The Courts Are Drawing Lines
Here’s the messier part of this idyllic future state. While Salesforce Connections was making the case for agentic marketing, the courts have been making a different kind of case.
Amazon recently won a preliminary injunction against Perplexity AI’s Comet browser, which was using AI agents to execute purchases inside Amazon’s platform on customers’ behalf. A federal judge ruled that user authorization doesn’t override the platform’s own prohibition on automated access, and Perplexity’s agents were found to have disguised themselves as standard human browsers to evade detection. That’s a significant line in the sand for the entire category of agentic commerce tools.
CNN has filed its first AI copyright action, alleging Perplexity is distributing CNN’s journalism to power its AI responses without compensation. And in Florida, the Attorney General has sued OpenAI directly, alleging the company put profit ahead of user safety.
Each case is different in its specifics. But they all point to the same reality: the legal and regulatory ecosystem is beginning to respond to technology that has outrun the frameworks meant to govern it. That’s not a reason to stop moving forward, though it is a reason to pay attention.
Even Anthropic Is Saying Slow Down
While processing all of this alongside the optimism of the Salesforce event, I read an article released by Anthropic just as the conference wrapped up.
Their paper, “When AI Builds Itself,” laid out a data-backed argument suggesting the market is approaching the early stages of recursive self-improvement, meaning the point at which AI systems can meaningfully contribute to designing their own successors.
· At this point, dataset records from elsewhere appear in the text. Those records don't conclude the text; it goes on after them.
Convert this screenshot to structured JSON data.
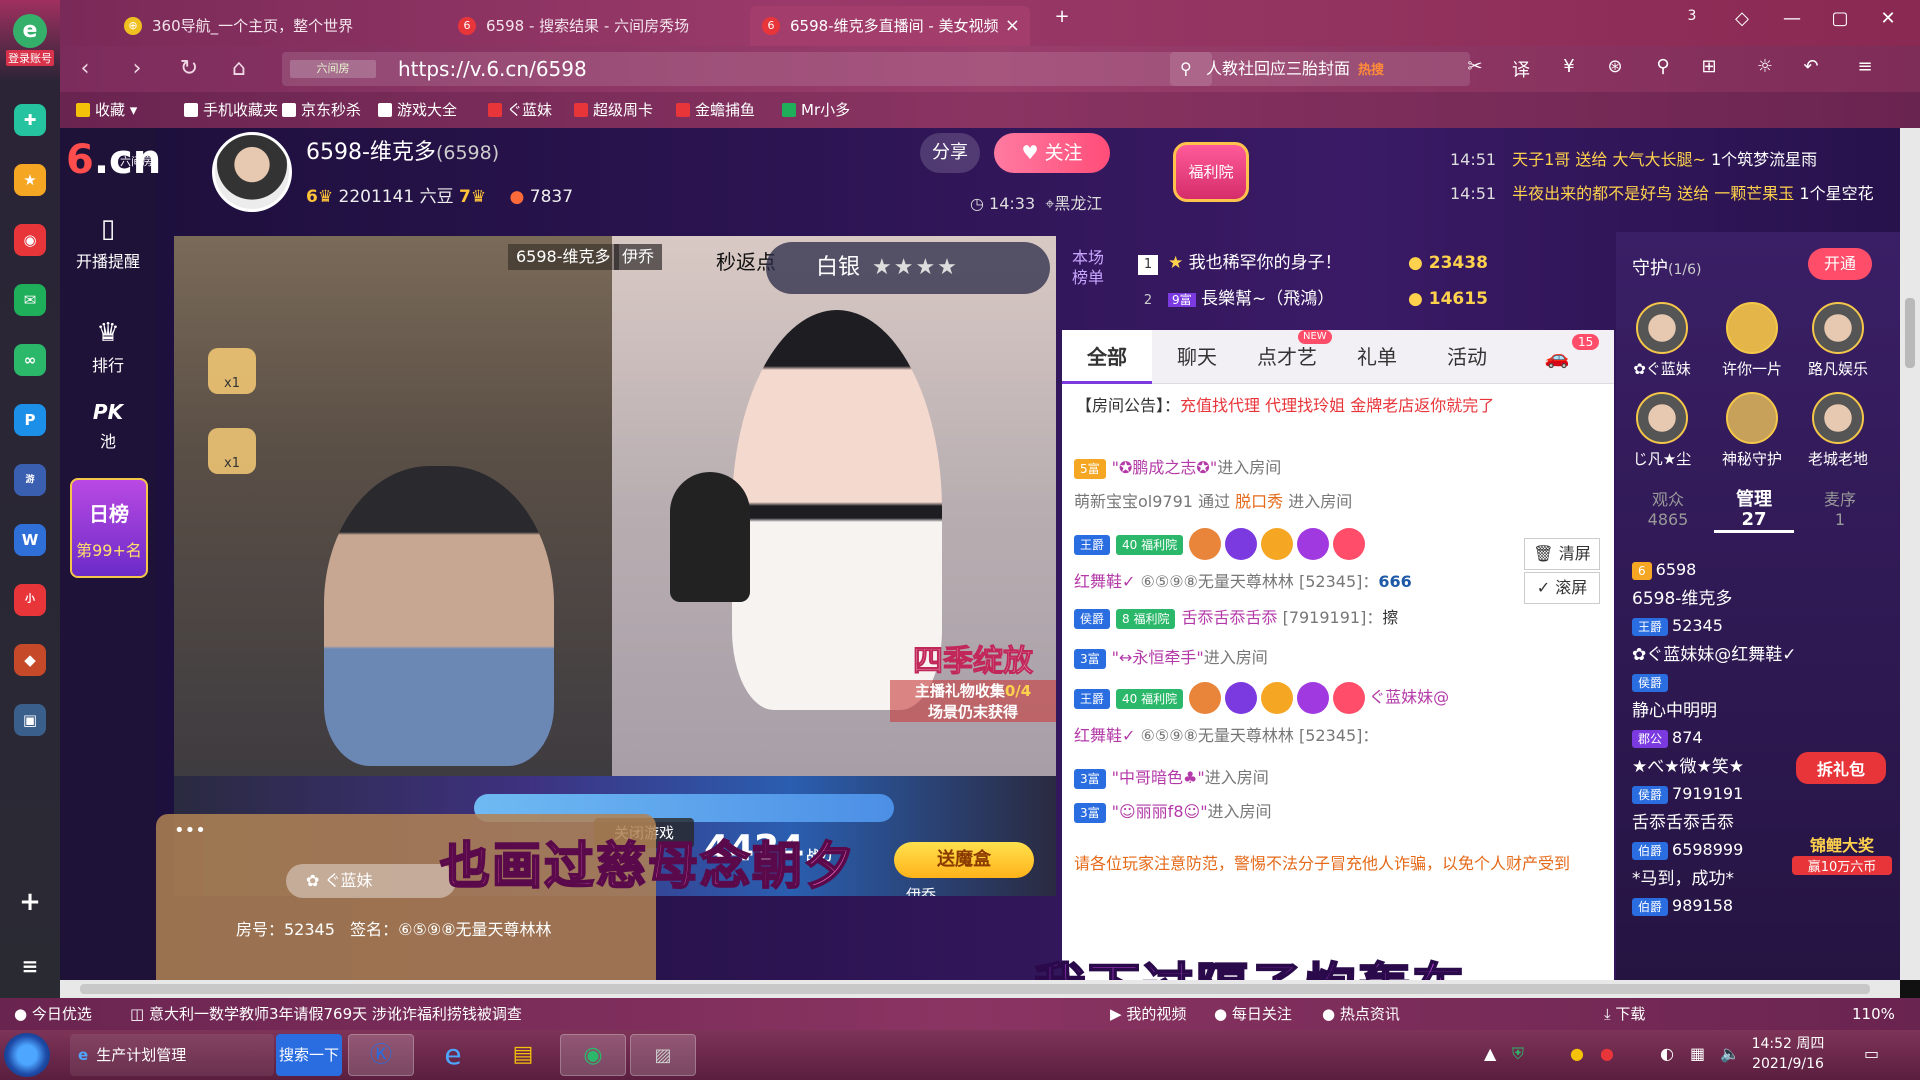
{
  "browser": {
    "login_label": "登录账号",
    "tabs": [
      {
        "label": "360导航_一个主页，整个世界",
        "icon_color": "#f0c020"
      },
      {
        "label": "6598 - 搜索结果 - 六间房秀场",
        "icon_color": "#e8353a"
      },
      {
        "label": "6598-维克多直播间 - 美女视频",
        "icon_color": "#e8353a"
      }
    ],
    "tab_counter": "3",
    "url_prefix": "六间房",
    "url": "https://v.6.cn/6598",
    "search_text": "人教社回应三胎封面",
    "search_hot": "热搜",
    "bookmarks": [
      "收藏",
      "手机收藏夹",
      "京东秒杀",
      "游戏大全",
      "ぐ蓝妹",
      "超级周卡",
      "金蟾捕鱼",
      "Mr小多"
    ],
    "zoom": "110%",
    "status_news": "意大利一数学教师3年请假769天 涉讹诈福利捞钱被调查",
    "status_today": "今日优选",
    "status_items": [
      "我的视频",
      "每日关注",
      "热点资讯",
      "下载"
    ]
  },
  "site": {
    "logo_main": "6.cn",
    "logo_sub": "六间房",
    "nav": [
      {
        "label": "开播提醒",
        "icon": "phone-icon"
      },
      {
        "label": "排行",
        "icon": "crown-icon"
      },
      {
        "label": "PK池",
        "icon": "pk-icon"
      }
    ],
    "dayrank_title": "日榜",
    "dayrank_sub": "第99+名"
  },
  "streamer": {
    "name": "6598-维克多",
    "room_id": "(6598)",
    "level_left": "6",
    "beans": "2201141 六豆",
    "level_right": "7",
    "fans": "7837",
    "share": "分享",
    "follow": "关注",
    "time": "14:33",
    "location": "黑龙江",
    "welfare": "福利院"
  },
  "gift_feed": [
    {
      "time": "14:51",
      "text_a": "天子1哥 送给 大气大长腿~",
      "text_b": "1个筑梦流星雨"
    },
    {
      "time": "14:51",
      "text_a": "半夜出来的都不是好鸟 送给 一颗芒果玉",
      "text_b": "1个星空花"
    }
  ],
  "video": {
    "left_tag": "6598-维克多",
    "right_tag": "伊乔",
    "return_text": "秒返点",
    "silver_label": "白银",
    "stars": "★★★★",
    "season_title": "四季绽放",
    "season_sub": "主播礼物收集",
    "season_count": "0/4",
    "season_sub2": "场景仍末获得",
    "close_game": "关闭游戏",
    "score": "4424",
    "score_unit": "战力",
    "pilot": "伊乔",
    "mofo_label": "送魔盒",
    "badge1": "x1",
    "badge2": "x1",
    "dock_user": "ぐ蓝妹",
    "dock_room": "房号：52345",
    "dock_sign": "签名：⑥⑤⑨⑧无量天尊林林",
    "subtitle1": "也画过慈母念朝夕",
    "subtitle2": "我下过隔子炮轰车"
  },
  "rank": {
    "title": "本场榜单",
    "rows": [
      {
        "num": "1",
        "name": "我也稀罕你的身子！",
        "coins": "23438"
      },
      {
        "num": "2",
        "name": "長樂幫~（飛鴻）",
        "coins": "14615",
        "tag": "9富"
      }
    ]
  },
  "chat": {
    "tabs": [
      "全部",
      "聊天",
      "点才艺",
      "礼单",
      "活动"
    ],
    "new_tag": "NEW",
    "car_count": "15",
    "notice_label": "【房间公告】：",
    "notice_text": "充值找代理 代理找玲姐 金牌老店返你就完了",
    "lines": [
      {
        "tag": "5富",
        "user": "✪鹏成之志✪",
        "suffix": "进入房间"
      },
      {
        "user": "萌新宝宝ol9791",
        "mid": "通过",
        "src": "脱口秀",
        "suffix": "进入房间"
      },
      {
        "tag": "王爵",
        "tag2": "40 福利院",
        "tail": "ぐ蓝妹妹@"
      },
      {
        "user": "红舞鞋✓",
        "text": "⑥⑤⑨⑧无量天尊林林",
        "room": "[52345]：",
        "msg": "666"
      },
      {
        "tag": "侯爵",
        "tag2": "8 福利院",
        "user": "舌忝舌忝舌忝",
        "room": "[7919191]：",
        "msg": "擦"
      },
      {
        "tag": "3富",
        "user": "↔永恒牵手",
        "suffix": "进入房间"
      },
      {
        "tag": "王爵",
        "tag2": "40 福利院",
        "tail": "ぐ蓝妹妹@"
      },
      {
        "user": "红舞鞋✓",
        "text": "⑥⑤⑨⑧无量天尊林林",
        "room": "[52345]："
      },
      {
        "tag": "3富",
        "user": "中哥暗色♣",
        "suffix": "进入房间"
      },
      {
        "tag": "3富",
        "user": "☺丽丽f8☺",
        "suffix": "进入房间"
      }
    ],
    "clear": "清屏",
    "scroll": "滚屏",
    "warn": "请各位玩家注意防范，警惕不法分子冒充他人诈骗，以免个人财产受到"
  },
  "guard": {
    "title": "守护",
    "count": "(1/6)",
    "open": "开通",
    "avatars": [
      "✿ぐ蓝妹",
      "许你一片",
      "路凡娱乐",
      "じ凡★尘",
      "神秘守护",
      "老城老地"
    ],
    "tabs": [
      {
        "label": "观众",
        "n": "4865"
      },
      {
        "label": "管理",
        "n": "27"
      },
      {
        "label": "麦序",
        "n": "1"
      }
    ],
    "list": [
      {
        "tag": "6",
        "a": "6598",
        "b": "6598-维克多"
      },
      {
        "tag": "王爵",
        "a": "52345",
        "b": "✿ぐ蓝妹妹@红舞鞋✓"
      },
      {
        "tag": "侯爵",
        "a": "",
        "b": "静心中明明"
      },
      {
        "tag": "郡公",
        "a": "874",
        "b": "★べ★微★笑★"
      },
      {
        "tag": "侯爵",
        "a": "7919191",
        "b": "舌忝舌忝舌忝"
      },
      {
        "tag": "伯爵",
        "a": "6598999",
        "b": "*马到，成功*"
      },
      {
        "tag": "伯爵",
        "a": "989158",
        "b": ""
      }
    ],
    "promo1": "拆礼包",
    "promo2": "锦鲤大奖",
    "promo3": "赢10万六币"
  },
  "taskbar": {
    "items": [
      "生产计划管理",
      "搜索一下"
    ],
    "time": "14:52 周四",
    "date": "2021/9/16"
  }
}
Their engineers are shipping roughly eight times as much code per quarter as they were just a few years ago and as of May 2026, more than 80% of the code merged into Anthropic’s own production systems was written by Claude.
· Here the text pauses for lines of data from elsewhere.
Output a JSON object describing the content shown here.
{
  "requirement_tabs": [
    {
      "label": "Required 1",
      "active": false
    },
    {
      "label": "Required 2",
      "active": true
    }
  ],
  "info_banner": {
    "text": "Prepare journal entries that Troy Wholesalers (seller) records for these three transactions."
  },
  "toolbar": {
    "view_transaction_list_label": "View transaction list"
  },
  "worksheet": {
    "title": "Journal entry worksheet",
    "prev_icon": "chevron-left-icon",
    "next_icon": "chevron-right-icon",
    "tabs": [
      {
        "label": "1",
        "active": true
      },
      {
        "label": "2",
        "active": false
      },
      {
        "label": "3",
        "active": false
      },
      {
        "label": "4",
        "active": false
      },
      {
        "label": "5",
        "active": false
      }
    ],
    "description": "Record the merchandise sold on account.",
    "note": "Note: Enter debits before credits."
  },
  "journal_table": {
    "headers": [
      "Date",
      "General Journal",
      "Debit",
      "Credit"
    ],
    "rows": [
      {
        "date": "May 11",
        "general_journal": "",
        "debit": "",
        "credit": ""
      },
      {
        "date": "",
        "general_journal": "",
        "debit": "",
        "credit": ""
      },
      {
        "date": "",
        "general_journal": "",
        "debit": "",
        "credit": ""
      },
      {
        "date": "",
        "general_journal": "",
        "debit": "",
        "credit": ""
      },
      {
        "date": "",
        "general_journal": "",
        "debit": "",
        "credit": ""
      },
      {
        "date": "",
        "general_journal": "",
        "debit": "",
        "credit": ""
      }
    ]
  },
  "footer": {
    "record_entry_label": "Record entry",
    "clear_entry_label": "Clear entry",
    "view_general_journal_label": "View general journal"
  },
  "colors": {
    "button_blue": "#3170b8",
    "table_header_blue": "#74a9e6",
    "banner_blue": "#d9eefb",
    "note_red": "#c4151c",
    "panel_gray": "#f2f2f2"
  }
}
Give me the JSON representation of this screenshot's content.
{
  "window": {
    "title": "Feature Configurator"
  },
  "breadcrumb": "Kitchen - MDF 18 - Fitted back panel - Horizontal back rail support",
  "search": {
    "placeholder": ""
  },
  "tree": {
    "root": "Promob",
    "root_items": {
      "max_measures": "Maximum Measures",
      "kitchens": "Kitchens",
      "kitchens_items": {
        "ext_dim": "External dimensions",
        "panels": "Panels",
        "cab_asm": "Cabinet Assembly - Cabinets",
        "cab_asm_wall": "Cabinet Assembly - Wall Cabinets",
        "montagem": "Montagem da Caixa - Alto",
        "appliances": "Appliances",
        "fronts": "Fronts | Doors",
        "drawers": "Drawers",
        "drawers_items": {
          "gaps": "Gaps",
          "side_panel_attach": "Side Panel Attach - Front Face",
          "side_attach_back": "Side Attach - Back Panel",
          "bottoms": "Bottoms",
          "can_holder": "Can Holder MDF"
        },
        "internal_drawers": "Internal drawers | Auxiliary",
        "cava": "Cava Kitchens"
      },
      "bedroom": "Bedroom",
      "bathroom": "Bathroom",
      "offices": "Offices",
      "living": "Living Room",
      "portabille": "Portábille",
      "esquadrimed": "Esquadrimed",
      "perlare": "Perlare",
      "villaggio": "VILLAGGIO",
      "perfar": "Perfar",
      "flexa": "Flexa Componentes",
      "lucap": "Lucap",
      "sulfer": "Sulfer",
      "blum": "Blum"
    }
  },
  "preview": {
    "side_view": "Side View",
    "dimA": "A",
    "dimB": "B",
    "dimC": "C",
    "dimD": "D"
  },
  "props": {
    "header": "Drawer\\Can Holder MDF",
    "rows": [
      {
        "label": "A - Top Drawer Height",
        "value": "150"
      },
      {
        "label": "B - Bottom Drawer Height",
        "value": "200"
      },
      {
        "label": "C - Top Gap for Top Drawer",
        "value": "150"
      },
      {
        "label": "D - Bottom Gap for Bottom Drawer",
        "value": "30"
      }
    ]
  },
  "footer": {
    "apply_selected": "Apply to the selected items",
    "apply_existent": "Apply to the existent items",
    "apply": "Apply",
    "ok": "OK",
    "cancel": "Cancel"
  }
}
Anthropic is explicit that full recursive self-improvement hasn’t arrived and isn’t inevitable. But they state plainly that it could come sooner than most institutions are prepared for — and they are calling for a mechanism to slow or pause frontier AI development if alignment research can’t keep pace.
When one of the most consequential AI companies in the world makes that argument at potential cost to its own competitive interests, it’s worth sitting with for a moment.
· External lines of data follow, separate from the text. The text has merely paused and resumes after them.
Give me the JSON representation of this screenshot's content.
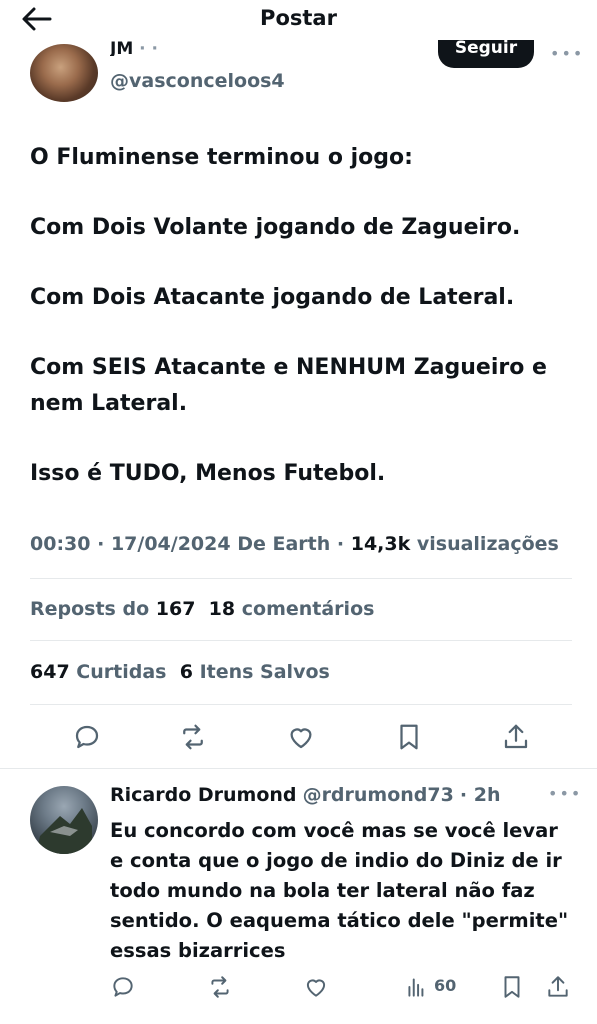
{
  "header": {
    "title": "Postar",
    "back_icon": "arrow-left-icon"
  },
  "author": {
    "name": "JM",
    "name_suffix": "· ·",
    "handle": "@vasconceloos4",
    "follow_label": "Seguir",
    "more_icon": "more-horizontal-icon"
  },
  "tweet": {
    "lines": [
      "O Fluminense terminou o jogo:",
      "Com Dois Volante jogando de Zagueiro.",
      "Com Dois Atacante jogando de Lateral.",
      "Com SEIS Atacante e NENHUM Zagueiro e nem Lateral.",
      "Isso é TUDO, Menos Futebol."
    ]
  },
  "meta": {
    "time": "00:30",
    "date": "17/04/2024",
    "source": "De Earth",
    "views": "14,3k",
    "views_label": "visualizações"
  },
  "stats": {
    "reposts_label": "Reposts do",
    "reposts": "167",
    "comments": "18",
    "comments_label": "comentários",
    "likes": "647",
    "likes_label": "Curtidas",
    "saves": "6",
    "saves_label": "Itens Salvos"
  },
  "actions": [
    "reply-icon",
    "repost-icon",
    "like-icon",
    "bookmark-icon",
    "share-icon"
  ],
  "reply": {
    "name": "Ricardo Drumond",
    "handle": "@rdrumond73",
    "time": "· 2h",
    "text": "Eu concordo com você mas se você levar e conta que o jogo de indio do Diniz de ir todo mundo na bola ter lateral não faz sentido. O eaquema tático dele \"permite\" essas bizarrices",
    "views": "60"
  },
  "colors": {
    "text": "#0f1419",
    "secondary": "#536471",
    "divider": "#e6e9eb",
    "button_bg": "#0f1419"
  }
}
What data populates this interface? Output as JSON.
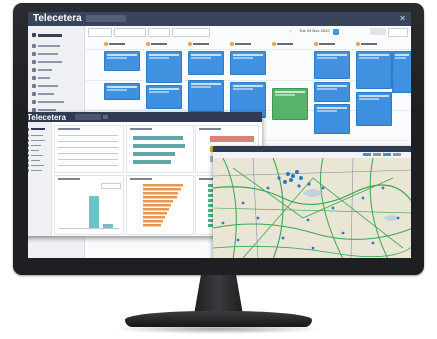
{
  "scheduler": {
    "app_name": "Telecetera",
    "toolbar": {
      "date_label": "Tue 29 Nov 2022"
    }
  },
  "dashboard": {
    "app_name": "Telecetera"
  },
  "icons": {
    "close": "close-icon",
    "calendar": "calendar-icon",
    "map_marker": "map-marker-icon"
  },
  "colors": {
    "frame": "#1e1f22",
    "header": "#2f3b52",
    "appointment_blue": "#3d8fe0",
    "appointment_green": "#57b36a",
    "chart_teal": "#5fa8a8",
    "chart_salmon": "#e07f73",
    "chart_olive": "#c2b23d",
    "chart_lavender": "#a9b7e8",
    "chart_orange": "#e8964f",
    "map_route_green": "#3aa64f"
  }
}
The Question That Matters Most
The opportunity in agentic marketing is real. The Omni Hotels vision of a guest receiving an empathy upgrade because an agent flagged their delayed flight before they walked through the door is a powerful precursor of the future of loyalty delivery, and it is within reach.
It’s rather clear that most businesses are not yet equipped to optimize these tools. The gap between what’s demonstrated on a Salesforce Connections main stage and what most marketing teams can actually implement, govern, and measure is enormous. That’s not a criticism — it’s a practical observation about how long it takes organizations to absorb transformational technology.
Recent data supports this statement. Consumer comfort with AI agents making purchases on their behalf dropped from 70% to 45% between Q4 2025 and Q1 2026 — even as industry investment in agentic tools accelerated sharply over the same period.
Adoption is outpacing trust, and the gap is not a temporary friction point. It is the central problem that brands and retailers must solve. (Source: Riskified Agentic Commerce Pulse, Q1 2026)
The compelling question is: how do brands and retailers build and maintain trust with their customers in an era when agents are acting on their behalf?
That is not a technology question. It is a relationship question. The answer requires governance, transparency, clear rules about what agents can and cannot do, and an honest acknowledgment that the customer — not the algorithm — is still the one whose experience matters most.
The train has left the station. I’m on board. But I’d feel a lot better knowing that someone has checked the track ahead.